* En la Eucaristía recibimos el misterio entero de Cristo, como queda bien expresado en la aclamación que propone la Santa Misa después de la consagración: “Anunciamos tu muerte (pasado); proclamamos tu resurrección (presente); ¡ven, Señor Jesús! (futuro).”
* En esta ocasión queremos ver la riqueza de la Eucaristía como “memorial” que nos permite asomarnos a lo más propio de Cristo; a aquello que es su obra cumbre y la expresión más hermosa de todo su ser: la Divina Eucaristía.

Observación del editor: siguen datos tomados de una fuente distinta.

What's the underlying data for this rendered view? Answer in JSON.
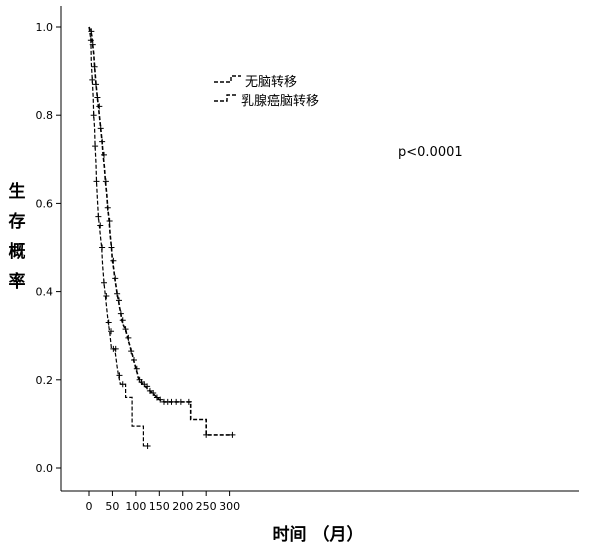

* Para comprenderlo mejor, miramos las partes de la Santa Misa, y descubrimos en ella dos grandes secciones: la Liturgia de la Palabra y la Liturgia de la Eucaristía.

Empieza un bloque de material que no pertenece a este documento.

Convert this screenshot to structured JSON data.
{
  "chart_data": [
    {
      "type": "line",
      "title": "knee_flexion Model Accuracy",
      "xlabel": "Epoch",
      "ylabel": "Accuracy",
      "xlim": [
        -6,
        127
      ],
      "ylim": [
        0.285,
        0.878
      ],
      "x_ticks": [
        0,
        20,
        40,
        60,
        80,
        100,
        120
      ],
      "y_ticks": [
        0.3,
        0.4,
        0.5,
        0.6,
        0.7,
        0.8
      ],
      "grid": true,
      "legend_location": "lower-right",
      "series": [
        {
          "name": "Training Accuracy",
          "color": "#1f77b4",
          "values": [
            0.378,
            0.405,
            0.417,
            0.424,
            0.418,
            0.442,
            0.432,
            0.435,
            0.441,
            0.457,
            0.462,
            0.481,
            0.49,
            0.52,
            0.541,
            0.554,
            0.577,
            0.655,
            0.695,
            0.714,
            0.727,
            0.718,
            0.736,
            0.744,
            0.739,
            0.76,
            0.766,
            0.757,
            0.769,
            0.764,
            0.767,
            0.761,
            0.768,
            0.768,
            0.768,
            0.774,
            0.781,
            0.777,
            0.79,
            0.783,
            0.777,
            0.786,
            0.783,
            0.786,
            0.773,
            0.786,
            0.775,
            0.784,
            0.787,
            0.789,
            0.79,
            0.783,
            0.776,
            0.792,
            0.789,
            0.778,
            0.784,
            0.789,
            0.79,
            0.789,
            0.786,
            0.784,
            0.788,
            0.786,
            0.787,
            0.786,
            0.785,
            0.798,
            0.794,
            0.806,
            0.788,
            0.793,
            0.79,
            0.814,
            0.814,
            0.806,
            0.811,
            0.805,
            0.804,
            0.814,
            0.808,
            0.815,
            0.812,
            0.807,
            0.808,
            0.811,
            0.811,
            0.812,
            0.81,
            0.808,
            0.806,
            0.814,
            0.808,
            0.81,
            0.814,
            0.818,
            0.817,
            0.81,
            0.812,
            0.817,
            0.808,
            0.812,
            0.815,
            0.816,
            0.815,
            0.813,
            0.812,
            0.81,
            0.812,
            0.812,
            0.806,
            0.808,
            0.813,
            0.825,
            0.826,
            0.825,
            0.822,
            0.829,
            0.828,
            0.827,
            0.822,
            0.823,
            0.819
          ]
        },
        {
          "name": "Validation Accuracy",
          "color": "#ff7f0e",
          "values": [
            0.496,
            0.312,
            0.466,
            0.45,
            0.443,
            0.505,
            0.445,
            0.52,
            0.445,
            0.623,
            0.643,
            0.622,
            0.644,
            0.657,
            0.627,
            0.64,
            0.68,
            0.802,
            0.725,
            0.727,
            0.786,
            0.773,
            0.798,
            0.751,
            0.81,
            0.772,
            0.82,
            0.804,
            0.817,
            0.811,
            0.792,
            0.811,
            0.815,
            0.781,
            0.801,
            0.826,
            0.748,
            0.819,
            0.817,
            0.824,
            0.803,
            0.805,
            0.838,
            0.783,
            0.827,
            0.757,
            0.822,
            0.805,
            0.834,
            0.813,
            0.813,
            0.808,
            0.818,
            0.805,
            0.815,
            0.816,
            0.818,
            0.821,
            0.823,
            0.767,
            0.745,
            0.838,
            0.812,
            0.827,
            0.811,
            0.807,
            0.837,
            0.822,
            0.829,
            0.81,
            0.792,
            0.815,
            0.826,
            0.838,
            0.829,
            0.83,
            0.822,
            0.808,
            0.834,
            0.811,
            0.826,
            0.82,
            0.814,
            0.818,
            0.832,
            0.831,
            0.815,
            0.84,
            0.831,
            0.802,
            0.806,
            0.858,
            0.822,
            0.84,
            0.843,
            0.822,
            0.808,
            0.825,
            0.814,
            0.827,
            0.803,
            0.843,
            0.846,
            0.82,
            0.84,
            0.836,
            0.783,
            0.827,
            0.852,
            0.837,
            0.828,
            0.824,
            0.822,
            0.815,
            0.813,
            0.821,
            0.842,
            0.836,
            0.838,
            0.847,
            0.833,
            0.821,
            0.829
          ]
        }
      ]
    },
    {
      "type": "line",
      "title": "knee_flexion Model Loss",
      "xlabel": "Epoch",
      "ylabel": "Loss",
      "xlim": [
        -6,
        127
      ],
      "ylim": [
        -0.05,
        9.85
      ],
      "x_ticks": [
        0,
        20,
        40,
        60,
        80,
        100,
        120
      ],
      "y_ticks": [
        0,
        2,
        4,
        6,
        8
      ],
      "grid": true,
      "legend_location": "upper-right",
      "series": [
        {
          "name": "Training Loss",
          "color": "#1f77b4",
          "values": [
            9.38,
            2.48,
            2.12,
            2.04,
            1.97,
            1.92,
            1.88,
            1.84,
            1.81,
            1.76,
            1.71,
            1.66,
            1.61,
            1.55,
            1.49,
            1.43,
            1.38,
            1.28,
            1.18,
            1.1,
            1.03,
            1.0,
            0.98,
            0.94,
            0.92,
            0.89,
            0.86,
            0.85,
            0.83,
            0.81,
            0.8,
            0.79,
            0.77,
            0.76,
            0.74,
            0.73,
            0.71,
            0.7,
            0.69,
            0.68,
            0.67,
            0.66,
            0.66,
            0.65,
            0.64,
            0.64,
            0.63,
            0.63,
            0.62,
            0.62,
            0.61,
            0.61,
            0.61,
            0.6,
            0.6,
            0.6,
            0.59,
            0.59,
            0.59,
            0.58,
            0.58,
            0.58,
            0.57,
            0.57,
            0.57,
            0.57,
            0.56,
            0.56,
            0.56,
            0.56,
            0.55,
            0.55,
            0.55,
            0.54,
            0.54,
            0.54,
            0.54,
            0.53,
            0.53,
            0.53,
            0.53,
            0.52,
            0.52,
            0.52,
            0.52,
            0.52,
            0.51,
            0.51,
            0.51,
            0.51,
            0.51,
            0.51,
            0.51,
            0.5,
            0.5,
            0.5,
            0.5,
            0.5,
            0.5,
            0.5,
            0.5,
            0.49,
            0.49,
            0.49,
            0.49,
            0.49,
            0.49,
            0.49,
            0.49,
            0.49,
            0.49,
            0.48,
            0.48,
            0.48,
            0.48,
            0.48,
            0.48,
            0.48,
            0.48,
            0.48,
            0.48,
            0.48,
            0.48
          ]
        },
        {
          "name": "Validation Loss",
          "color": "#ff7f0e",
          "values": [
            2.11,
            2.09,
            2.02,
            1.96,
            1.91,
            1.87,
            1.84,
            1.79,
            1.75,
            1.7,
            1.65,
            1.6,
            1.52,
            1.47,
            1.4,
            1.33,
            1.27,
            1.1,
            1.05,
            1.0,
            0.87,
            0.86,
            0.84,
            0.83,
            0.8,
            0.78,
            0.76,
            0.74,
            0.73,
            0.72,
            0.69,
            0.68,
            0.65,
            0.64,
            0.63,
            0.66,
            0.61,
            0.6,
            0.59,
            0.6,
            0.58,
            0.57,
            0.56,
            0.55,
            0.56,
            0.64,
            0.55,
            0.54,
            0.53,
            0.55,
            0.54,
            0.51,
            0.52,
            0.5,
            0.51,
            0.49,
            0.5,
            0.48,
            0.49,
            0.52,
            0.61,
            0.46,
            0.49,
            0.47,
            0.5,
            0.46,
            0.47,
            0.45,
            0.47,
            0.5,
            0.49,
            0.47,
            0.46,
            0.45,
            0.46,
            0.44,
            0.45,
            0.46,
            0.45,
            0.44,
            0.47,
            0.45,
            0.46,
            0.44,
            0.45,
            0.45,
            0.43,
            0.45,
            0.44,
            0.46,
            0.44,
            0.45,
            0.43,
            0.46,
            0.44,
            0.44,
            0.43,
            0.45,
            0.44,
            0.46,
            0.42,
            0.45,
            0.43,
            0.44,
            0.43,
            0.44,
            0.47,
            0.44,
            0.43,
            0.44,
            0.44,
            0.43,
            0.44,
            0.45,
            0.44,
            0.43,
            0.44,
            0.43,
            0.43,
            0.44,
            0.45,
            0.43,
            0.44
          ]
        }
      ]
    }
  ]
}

* Lo propio de la proclamación de la Palabra es conectar el hoy de nuestro peregrinar en la fe con algunos momentos de la historia del pueblo de Dios; y ver luego como cada punto de esa Historia de Salvación apunta a una plenitud en Cristo; y descubrir finalmente como esa luz de Cristo llega a nosotros y se hace vida en nuestro tiempo y circunstancias.

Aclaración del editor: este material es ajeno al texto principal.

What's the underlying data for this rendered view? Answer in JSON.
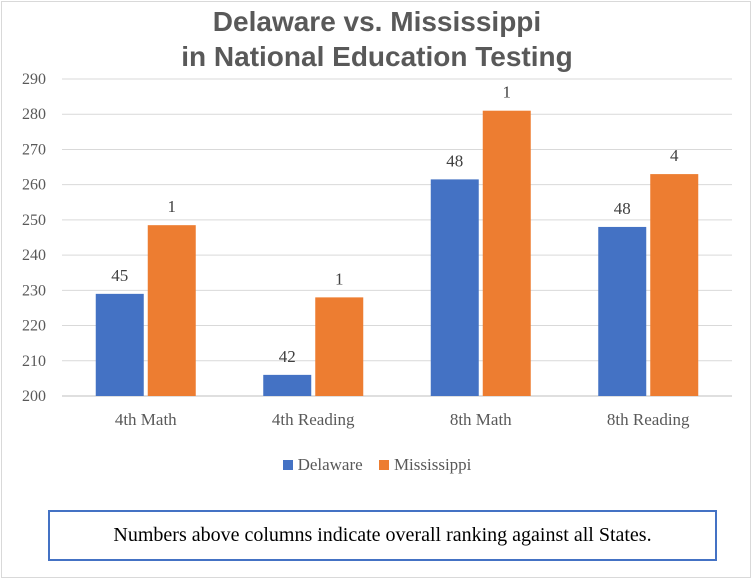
{
  "chart_data": {
    "type": "bar",
    "title_lines": [
      "Delaware vs. Mississippi",
      "in National Education Testing"
    ],
    "categories": [
      "4th Math",
      "4th Reading",
      "8th Math",
      "8th Reading"
    ],
    "ylim": [
      200,
      290
    ],
    "yticks": [
      200,
      210,
      220,
      230,
      240,
      250,
      260,
      270,
      280,
      290
    ],
    "grid": true,
    "legend_position": "bottom",
    "series": [
      {
        "name": "Delaware",
        "color": "#4472c4",
        "values": [
          229,
          206,
          261.5,
          248
        ],
        "labels": [
          "45",
          "42",
          "48",
          "48"
        ]
      },
      {
        "name": "Mississippi",
        "color": "#ed7d31",
        "values": [
          248.5,
          228,
          281,
          263
        ],
        "labels": [
          "1",
          "1",
          "1",
          "4"
        ]
      }
    ],
    "note": "Numbers above columns indicate overall ranking against all States."
  }
}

* Luego ese Cristo, así mejor conocido y amado, se hace presente en medio de nosotros, en la Liturgia Eucarística, de modo que en la ofrenda de sí mismo al Padre, habiendo asumido nuestros dolores, amores y esperanzas, la Eucaristía es la cumbre del culto que la Iglesia puede ofrecer en esta tierra.
* Pero hay otra cumbre: el Cristo que recibimos al comulgar es el mismo Cristo que en la proclamación de la Palabra se ha mostrado como nuestro camino. Y esto es lo que hace absolutamente única a la Eucaristía, y al diferencia de toda otra religión: el mismo Jesucristo que nos ordena y manda algo para nuestra salvación, viniendo vivo a nosotros en la Sagrada Comunión, hace posible que lo realicemos en nuestra vida.